Did Columbus try to convince other kings before being hired by Spain? If yes, why did they refuse?

by Beaver_Soldier
The_Truthkeeper

Yes he did, you've cottoned onto what Columbus was doing for a sizable chunk of the 1480s. Before going to Spain, Columbus' first choice of patron was John II of Portugal. The Portuguese king listened to Columbus' proposal, loved it, but was smart enough to gather scholars to study the proposal in detail. These men, being better at math than Columbus (who based his entire plan on his own miscalculated circumference of the Earth, d’Ailly’s misjudged width of the Atlantic Ocean, and Toscanelli's wildly exaggerated size of Asia), quite rightly pointed out that he had vastly underestimated the length of the voyage and that he and any men with him would die. Despite this, Columbus somehow rated a second interview with John, but ended up being thoroughly upstaged by an explorer name of Dias who showed up with the hot news that it was in fact possible to sail around Africa.

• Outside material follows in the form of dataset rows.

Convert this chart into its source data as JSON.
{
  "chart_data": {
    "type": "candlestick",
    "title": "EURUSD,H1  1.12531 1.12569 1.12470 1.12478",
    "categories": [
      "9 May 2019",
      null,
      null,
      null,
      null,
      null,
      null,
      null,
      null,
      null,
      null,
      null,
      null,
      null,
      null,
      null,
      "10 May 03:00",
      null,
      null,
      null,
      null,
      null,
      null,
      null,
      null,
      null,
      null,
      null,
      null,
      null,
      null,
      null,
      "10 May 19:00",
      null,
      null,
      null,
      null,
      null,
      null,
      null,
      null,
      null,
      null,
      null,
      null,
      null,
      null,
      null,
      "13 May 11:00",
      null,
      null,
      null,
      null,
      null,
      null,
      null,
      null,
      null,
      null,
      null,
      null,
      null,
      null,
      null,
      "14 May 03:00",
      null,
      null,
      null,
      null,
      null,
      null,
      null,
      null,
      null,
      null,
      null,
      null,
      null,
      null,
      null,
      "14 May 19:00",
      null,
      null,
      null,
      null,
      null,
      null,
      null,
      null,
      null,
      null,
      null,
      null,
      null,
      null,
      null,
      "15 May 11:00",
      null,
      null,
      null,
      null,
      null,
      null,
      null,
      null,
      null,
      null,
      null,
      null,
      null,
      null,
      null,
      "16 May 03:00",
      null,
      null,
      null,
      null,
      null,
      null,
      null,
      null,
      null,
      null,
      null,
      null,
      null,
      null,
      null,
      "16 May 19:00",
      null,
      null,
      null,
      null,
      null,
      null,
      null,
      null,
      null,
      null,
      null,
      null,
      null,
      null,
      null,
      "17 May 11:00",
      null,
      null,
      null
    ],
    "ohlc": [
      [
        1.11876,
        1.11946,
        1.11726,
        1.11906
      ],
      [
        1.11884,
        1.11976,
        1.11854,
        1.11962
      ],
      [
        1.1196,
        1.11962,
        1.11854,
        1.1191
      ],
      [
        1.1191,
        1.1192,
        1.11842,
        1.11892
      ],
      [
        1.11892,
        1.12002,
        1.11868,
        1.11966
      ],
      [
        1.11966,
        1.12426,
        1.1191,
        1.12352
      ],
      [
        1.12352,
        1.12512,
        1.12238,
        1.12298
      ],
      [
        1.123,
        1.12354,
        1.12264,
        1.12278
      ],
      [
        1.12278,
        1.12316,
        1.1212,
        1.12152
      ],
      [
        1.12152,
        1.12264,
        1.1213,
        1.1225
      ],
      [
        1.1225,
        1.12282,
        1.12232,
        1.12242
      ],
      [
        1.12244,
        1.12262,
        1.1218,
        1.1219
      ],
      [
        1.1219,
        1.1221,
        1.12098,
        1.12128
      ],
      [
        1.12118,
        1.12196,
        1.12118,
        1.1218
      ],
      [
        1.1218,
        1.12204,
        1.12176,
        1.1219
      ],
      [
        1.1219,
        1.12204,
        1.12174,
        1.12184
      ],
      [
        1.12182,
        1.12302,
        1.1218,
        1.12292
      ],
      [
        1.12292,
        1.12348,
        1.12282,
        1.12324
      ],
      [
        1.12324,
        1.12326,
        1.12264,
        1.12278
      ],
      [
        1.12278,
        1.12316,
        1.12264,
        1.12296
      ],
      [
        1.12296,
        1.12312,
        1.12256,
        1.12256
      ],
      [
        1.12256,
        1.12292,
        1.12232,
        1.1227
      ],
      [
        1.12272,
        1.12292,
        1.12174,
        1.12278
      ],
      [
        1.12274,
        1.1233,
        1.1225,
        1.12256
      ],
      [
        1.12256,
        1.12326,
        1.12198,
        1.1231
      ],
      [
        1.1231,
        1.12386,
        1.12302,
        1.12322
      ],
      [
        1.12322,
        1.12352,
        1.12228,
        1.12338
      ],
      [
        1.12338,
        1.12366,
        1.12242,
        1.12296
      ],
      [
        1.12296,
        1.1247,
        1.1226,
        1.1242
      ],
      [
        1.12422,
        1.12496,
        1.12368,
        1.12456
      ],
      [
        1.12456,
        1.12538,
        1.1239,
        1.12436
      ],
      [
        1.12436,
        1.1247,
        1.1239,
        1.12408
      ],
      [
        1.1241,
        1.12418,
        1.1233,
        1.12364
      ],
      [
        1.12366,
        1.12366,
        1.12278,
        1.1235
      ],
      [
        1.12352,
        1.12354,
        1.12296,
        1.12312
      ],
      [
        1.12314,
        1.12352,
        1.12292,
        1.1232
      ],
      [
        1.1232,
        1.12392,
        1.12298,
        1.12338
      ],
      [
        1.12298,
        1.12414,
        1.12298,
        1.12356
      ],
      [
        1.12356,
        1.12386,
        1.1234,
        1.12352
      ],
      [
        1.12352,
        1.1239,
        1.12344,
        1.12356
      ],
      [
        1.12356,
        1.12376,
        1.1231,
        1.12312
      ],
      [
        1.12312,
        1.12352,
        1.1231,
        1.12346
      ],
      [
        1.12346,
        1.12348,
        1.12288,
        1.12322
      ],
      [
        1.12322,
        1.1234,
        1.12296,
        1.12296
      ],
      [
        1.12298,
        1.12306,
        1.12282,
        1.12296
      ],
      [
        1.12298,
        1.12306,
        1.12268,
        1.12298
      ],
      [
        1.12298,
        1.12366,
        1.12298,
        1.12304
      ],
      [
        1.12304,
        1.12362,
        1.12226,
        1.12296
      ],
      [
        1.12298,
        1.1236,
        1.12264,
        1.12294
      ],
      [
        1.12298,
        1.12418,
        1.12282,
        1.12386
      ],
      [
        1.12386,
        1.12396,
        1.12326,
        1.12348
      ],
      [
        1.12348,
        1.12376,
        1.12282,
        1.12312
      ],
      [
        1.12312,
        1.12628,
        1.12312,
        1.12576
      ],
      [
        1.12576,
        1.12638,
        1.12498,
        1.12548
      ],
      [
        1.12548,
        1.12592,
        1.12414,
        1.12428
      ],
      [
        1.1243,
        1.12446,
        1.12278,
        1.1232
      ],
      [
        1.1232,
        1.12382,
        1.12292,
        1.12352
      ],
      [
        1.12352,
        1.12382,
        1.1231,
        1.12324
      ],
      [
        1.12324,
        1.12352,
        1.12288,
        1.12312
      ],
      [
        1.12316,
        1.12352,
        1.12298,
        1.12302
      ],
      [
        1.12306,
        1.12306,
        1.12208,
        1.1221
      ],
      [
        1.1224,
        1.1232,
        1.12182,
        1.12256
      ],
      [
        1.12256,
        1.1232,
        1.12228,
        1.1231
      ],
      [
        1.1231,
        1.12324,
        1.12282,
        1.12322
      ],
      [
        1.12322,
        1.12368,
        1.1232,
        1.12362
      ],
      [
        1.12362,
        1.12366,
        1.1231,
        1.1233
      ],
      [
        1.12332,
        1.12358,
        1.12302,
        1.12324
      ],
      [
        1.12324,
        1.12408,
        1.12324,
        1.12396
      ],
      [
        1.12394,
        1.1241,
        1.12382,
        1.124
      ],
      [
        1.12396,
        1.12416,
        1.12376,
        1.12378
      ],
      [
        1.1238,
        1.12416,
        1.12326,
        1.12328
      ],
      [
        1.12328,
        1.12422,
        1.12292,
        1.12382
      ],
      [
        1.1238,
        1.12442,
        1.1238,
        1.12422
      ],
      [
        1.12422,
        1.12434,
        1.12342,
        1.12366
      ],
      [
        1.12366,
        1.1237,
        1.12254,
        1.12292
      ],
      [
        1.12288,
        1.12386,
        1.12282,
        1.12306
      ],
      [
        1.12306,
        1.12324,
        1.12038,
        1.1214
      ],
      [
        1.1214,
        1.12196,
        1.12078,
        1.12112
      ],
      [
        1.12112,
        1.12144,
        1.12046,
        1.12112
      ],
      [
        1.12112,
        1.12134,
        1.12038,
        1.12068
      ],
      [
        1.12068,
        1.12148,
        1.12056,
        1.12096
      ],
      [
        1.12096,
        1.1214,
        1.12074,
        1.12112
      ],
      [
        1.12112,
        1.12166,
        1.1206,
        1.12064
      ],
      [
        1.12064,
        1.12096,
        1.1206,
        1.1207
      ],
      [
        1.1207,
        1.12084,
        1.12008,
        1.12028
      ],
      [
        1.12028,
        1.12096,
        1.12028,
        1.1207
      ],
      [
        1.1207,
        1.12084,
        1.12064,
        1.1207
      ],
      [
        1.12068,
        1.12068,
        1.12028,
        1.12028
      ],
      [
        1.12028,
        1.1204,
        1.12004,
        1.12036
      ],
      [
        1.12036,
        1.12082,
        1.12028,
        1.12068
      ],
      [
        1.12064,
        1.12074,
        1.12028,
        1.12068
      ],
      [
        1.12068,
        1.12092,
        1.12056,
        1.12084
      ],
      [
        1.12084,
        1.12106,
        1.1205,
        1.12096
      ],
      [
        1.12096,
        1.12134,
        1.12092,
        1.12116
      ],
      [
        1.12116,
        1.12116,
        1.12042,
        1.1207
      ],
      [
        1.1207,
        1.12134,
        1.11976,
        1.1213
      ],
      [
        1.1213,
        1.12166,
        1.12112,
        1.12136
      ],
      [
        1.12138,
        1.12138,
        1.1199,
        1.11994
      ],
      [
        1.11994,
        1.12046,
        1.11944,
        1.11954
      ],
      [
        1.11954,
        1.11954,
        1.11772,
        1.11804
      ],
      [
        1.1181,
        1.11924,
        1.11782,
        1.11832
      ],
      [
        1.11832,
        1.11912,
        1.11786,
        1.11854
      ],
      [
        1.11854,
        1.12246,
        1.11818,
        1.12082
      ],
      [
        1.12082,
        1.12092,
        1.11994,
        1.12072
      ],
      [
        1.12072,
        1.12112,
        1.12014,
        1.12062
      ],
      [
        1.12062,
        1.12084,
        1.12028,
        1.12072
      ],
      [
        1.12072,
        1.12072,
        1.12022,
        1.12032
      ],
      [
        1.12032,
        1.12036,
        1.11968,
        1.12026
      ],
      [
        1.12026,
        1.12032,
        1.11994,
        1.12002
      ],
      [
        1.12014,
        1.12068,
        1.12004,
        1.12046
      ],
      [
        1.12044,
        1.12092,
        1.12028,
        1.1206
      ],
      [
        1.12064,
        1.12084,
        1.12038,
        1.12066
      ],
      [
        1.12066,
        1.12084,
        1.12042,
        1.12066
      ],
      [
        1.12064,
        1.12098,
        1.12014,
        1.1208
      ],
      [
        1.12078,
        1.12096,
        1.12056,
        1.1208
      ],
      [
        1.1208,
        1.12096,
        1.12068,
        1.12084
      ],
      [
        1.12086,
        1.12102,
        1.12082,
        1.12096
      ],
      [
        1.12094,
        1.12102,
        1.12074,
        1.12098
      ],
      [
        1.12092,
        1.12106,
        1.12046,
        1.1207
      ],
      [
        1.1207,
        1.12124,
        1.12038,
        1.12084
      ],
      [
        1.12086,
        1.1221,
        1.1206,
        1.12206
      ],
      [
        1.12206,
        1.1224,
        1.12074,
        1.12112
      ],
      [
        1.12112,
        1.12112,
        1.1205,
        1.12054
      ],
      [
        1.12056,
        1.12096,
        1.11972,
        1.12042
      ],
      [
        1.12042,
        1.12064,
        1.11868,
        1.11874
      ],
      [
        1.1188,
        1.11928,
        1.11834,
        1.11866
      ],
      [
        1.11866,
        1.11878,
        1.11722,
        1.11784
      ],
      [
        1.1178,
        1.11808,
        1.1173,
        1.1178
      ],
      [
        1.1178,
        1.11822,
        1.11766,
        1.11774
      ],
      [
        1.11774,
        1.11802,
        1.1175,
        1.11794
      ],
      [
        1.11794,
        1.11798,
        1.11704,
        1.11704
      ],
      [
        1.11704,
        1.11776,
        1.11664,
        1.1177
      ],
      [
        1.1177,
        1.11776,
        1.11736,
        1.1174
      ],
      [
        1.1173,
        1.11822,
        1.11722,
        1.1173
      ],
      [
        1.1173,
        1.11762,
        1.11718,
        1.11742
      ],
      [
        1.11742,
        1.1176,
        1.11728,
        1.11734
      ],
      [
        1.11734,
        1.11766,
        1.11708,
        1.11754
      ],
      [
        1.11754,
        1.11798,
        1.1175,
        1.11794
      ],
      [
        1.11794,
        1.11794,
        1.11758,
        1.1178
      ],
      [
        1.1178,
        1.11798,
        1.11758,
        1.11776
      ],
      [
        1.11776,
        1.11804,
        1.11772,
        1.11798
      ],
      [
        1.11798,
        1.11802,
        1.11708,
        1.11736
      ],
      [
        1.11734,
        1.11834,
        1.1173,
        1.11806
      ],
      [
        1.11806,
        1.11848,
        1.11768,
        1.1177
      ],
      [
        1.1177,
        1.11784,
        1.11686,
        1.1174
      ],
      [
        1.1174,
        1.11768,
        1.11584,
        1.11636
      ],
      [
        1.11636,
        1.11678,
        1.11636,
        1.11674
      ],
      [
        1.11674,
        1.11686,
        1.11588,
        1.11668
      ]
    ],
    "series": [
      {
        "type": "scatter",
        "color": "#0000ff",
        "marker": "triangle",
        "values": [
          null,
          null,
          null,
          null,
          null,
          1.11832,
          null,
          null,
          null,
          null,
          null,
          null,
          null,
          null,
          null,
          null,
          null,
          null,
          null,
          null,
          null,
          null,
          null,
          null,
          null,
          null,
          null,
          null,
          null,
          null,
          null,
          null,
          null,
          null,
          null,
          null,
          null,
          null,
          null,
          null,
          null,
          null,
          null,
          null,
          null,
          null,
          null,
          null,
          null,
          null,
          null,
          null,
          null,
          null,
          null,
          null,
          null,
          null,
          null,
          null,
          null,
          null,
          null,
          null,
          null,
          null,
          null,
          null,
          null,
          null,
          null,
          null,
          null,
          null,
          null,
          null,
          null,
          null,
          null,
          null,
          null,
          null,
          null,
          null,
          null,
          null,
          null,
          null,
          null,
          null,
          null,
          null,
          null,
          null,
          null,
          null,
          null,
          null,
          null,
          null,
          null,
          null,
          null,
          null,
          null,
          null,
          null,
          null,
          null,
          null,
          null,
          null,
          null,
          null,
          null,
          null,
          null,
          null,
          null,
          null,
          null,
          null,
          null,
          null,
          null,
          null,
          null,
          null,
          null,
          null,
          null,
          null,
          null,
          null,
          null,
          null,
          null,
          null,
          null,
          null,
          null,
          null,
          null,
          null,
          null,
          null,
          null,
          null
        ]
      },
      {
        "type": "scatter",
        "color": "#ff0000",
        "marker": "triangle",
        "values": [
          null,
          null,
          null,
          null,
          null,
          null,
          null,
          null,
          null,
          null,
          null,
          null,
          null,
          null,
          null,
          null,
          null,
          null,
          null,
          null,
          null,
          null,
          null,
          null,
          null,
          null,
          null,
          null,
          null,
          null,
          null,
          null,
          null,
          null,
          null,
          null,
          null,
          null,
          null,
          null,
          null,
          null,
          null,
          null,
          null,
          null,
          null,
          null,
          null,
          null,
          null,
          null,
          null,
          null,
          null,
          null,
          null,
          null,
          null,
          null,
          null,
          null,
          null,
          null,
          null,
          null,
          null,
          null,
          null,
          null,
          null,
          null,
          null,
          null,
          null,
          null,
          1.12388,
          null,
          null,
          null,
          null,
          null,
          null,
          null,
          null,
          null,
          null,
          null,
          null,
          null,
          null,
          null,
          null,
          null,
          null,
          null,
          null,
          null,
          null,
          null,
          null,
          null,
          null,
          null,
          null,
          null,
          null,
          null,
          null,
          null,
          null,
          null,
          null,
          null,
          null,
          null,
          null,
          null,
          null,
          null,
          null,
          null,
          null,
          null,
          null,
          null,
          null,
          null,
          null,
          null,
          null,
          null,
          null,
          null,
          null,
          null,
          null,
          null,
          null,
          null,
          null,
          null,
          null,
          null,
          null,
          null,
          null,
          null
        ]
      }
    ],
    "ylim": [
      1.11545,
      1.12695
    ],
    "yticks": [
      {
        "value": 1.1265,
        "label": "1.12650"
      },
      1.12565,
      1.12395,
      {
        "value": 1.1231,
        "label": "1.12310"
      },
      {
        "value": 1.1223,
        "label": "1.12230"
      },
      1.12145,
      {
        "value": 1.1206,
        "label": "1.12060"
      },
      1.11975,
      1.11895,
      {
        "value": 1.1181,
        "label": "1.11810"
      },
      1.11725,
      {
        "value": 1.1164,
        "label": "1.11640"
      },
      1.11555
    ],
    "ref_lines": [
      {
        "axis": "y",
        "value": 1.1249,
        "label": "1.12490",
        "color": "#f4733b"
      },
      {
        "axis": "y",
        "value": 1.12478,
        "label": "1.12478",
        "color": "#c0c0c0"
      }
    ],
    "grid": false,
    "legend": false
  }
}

So Columbus went to Spain (I broke these up by country for brevity, but to be specific, he returned to Portugal for his second interview with John after this first visit to Spain) and presented his proposal to Queen Isabella. Like John, Isabella also gathered a council of learned people she could lean on to dissect the proposal, and like John's advisors, Isabella's advisors were also better at math, history, and geography than Columbus, and besides, the Spanish crown was a little tied up with a little war with Granada. However, Isabella and Ferdinand didn't have another explorer suddenly show up out of nowhere to make Columbus obsolete, and they apparently still thought his idea had some merit, because the crown paid him an allowance for two years, hoping he would stick around and not go shopping for other patrons.

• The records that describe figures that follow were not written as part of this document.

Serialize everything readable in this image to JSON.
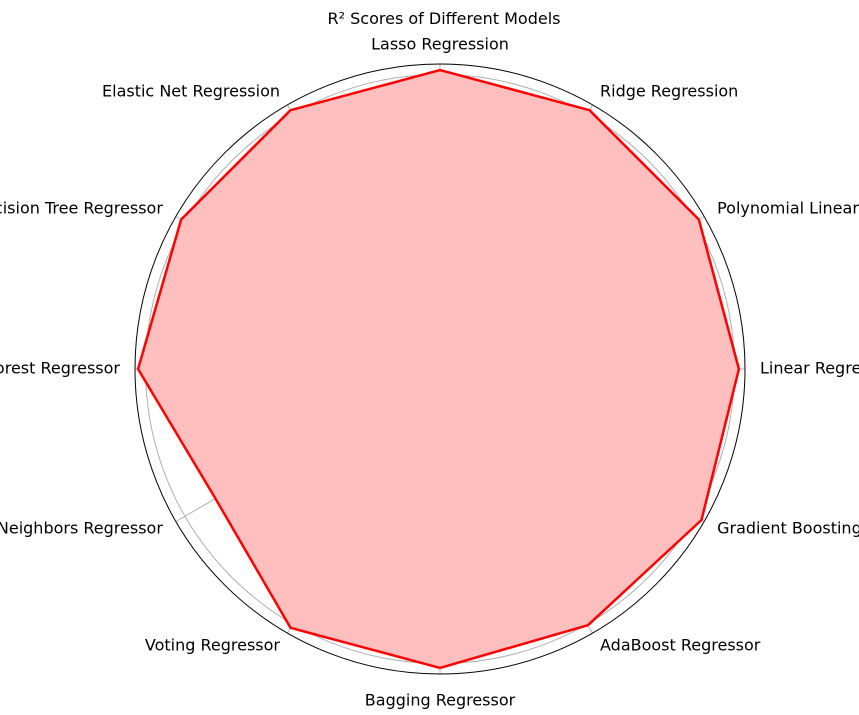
{
  "chart_data": {
    "type": "radar",
    "title": "R² Scores of Different Models",
    "categories": [
      "Linear Regression",
      "Polynomial Linear Regression",
      "Ridge Regression",
      "Lasso Regression",
      "Elastic Net Regression",
      "Decision Tree Regressor",
      "Random Forest Regressor",
      "K-Nearest Neighbors Regressor",
      "Voting Regressor",
      "Bagging Regressor",
      "AdaBoost Regressor",
      "Gradient Boosting Regressor"
    ],
    "series": [
      {
        "values": [
          0.98,
          0.98,
          0.98,
          0.98,
          0.98,
          0.98,
          0.99,
          0.85,
          0.98,
          0.98,
          0.97,
          0.99
        ]
      }
    ],
    "rlim": [
      0,
      1.0
    ],
    "rings": 7,
    "grid": true,
    "colors": {
      "line": "#ff0000",
      "fill": "#ffbfbf",
      "grid": "#b0b0b0",
      "frame": "#000000"
    }
  }
}
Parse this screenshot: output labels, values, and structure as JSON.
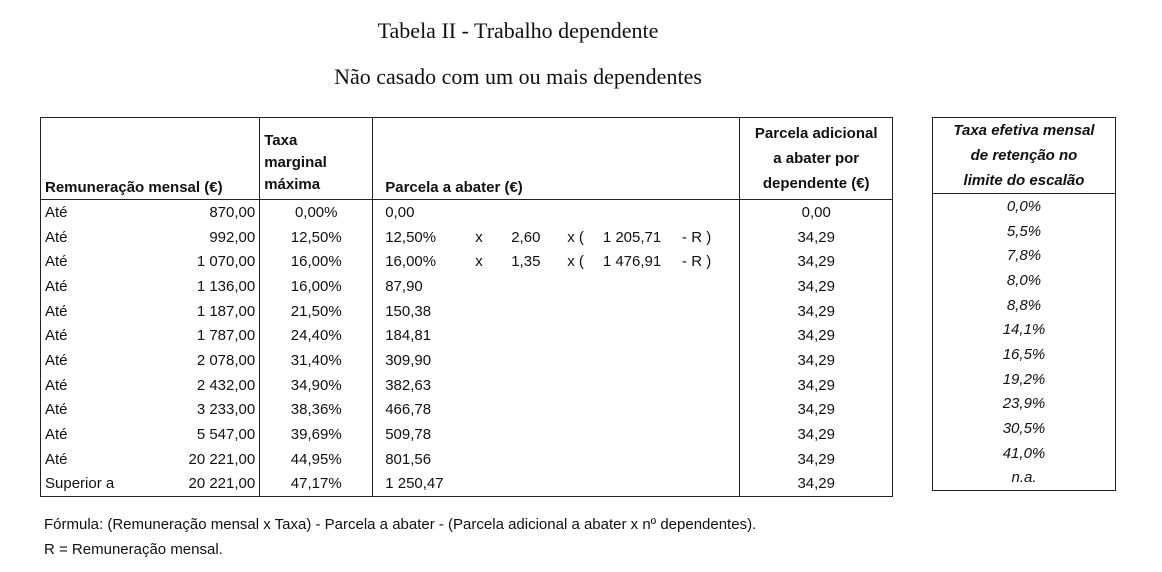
{
  "title": "Tabela II - Trabalho dependente",
  "subtitle": "Não casado com um ou mais dependentes",
  "headers": {
    "remuneracao": "Remuneração mensal (€)",
    "taxa": [
      "Taxa",
      "marginal",
      "máxima"
    ],
    "parcela": "Parcela a abater (€)",
    "adicional": [
      "Parcela adicional",
      "a abater por",
      "dependente (€)"
    ],
    "efetiva": [
      "Taxa efetiva mensal",
      "de retenção no",
      "limite do escalão"
    ]
  },
  "rows": [
    {
      "label": "Até",
      "limit": "870,00",
      "rate": "0,00%",
      "parcela": "0,00",
      "adicional": "0,00",
      "efetiva": "0,0%"
    },
    {
      "label": "Até",
      "limit": "992,00",
      "rate": "12,50%",
      "parcela": {
        "rate": "12,50%",
        "x": "x",
        "mult": "2,60",
        "open": "x (",
        "val": "1 205,71",
        "r": "- R )"
      },
      "adicional": "34,29",
      "efetiva": "5,5%"
    },
    {
      "label": "Até",
      "limit": "1 070,00",
      "rate": "16,00%",
      "parcela": {
        "rate": "16,00%",
        "x": "x",
        "mult": "1,35",
        "open": "x (",
        "val": "1 476,91",
        "r": "- R )"
      },
      "adicional": "34,29",
      "efetiva": "7,8%"
    },
    {
      "label": "Até",
      "limit": "1 136,00",
      "rate": "16,00%",
      "parcela": "87,90",
      "adicional": "34,29",
      "efetiva": "8,0%"
    },
    {
      "label": "Até",
      "limit": "1 187,00",
      "rate": "21,50%",
      "parcela": "150,38",
      "adicional": "34,29",
      "efetiva": "8,8%"
    },
    {
      "label": "Até",
      "limit": "1 787,00",
      "rate": "24,40%",
      "parcela": "184,81",
      "adicional": "34,29",
      "efetiva": "14,1%"
    },
    {
      "label": "Até",
      "limit": "2 078,00",
      "rate": "31,40%",
      "parcela": "309,90",
      "adicional": "34,29",
      "efetiva": "16,5%"
    },
    {
      "label": "Até",
      "limit": "2 432,00",
      "rate": "34,90%",
      "parcela": "382,63",
      "adicional": "34,29",
      "efetiva": "19,2%"
    },
    {
      "label": "Até",
      "limit": "3 233,00",
      "rate": "38,36%",
      "parcela": "466,78",
      "adicional": "34,29",
      "efetiva": "23,9%"
    },
    {
      "label": "Até",
      "limit": "5 547,00",
      "rate": "39,69%",
      "parcela": "509,78",
      "adicional": "34,29",
      "efetiva": "30,5%"
    },
    {
      "label": "Até",
      "limit": "20 221,00",
      "rate": "44,95%",
      "parcela": "801,56",
      "adicional": "34,29",
      "efetiva": "41,0%"
    },
    {
      "label": "Superior a",
      "limit": "20 221,00",
      "rate": "47,17%",
      "parcela": "1 250,47",
      "adicional": "34,29",
      "efetiva": "n.a."
    }
  ],
  "notes": [
    "Fórmula: (Remuneração mensal x Taxa) - Parcela a abater - (Parcela adicional a abater x nº dependentes).",
    "R = Remuneração mensal."
  ]
}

Which did not stop Columbus from trying his luck with a third monarch. He was being paid good money (roughly the same pay that a sailor would make, on top of free room and board) to not leave the country, so he sent his brother Bartholomew to England to inquire if Henry VII was interested, but to little success. One source I've read claims he was kidnapped by pirates before reaching Henry's court, but most others agree he was turned down by Henry and made his way to France, where he was turned down by Charles VIII, and finally arrived in Spain in 1494 to find out his brother had sailed back and forth across the Atlantic already.

Columbus's luck finally turned around in 1492. He was prepared to give up on Portugal, Spain, England, and set to travel to France. But the war ended in Spain's favor, and the pressure was on to not let Portugal own the entire Asian sea trade. So Isabella and Ferdinand took a chance on the lucky idiot.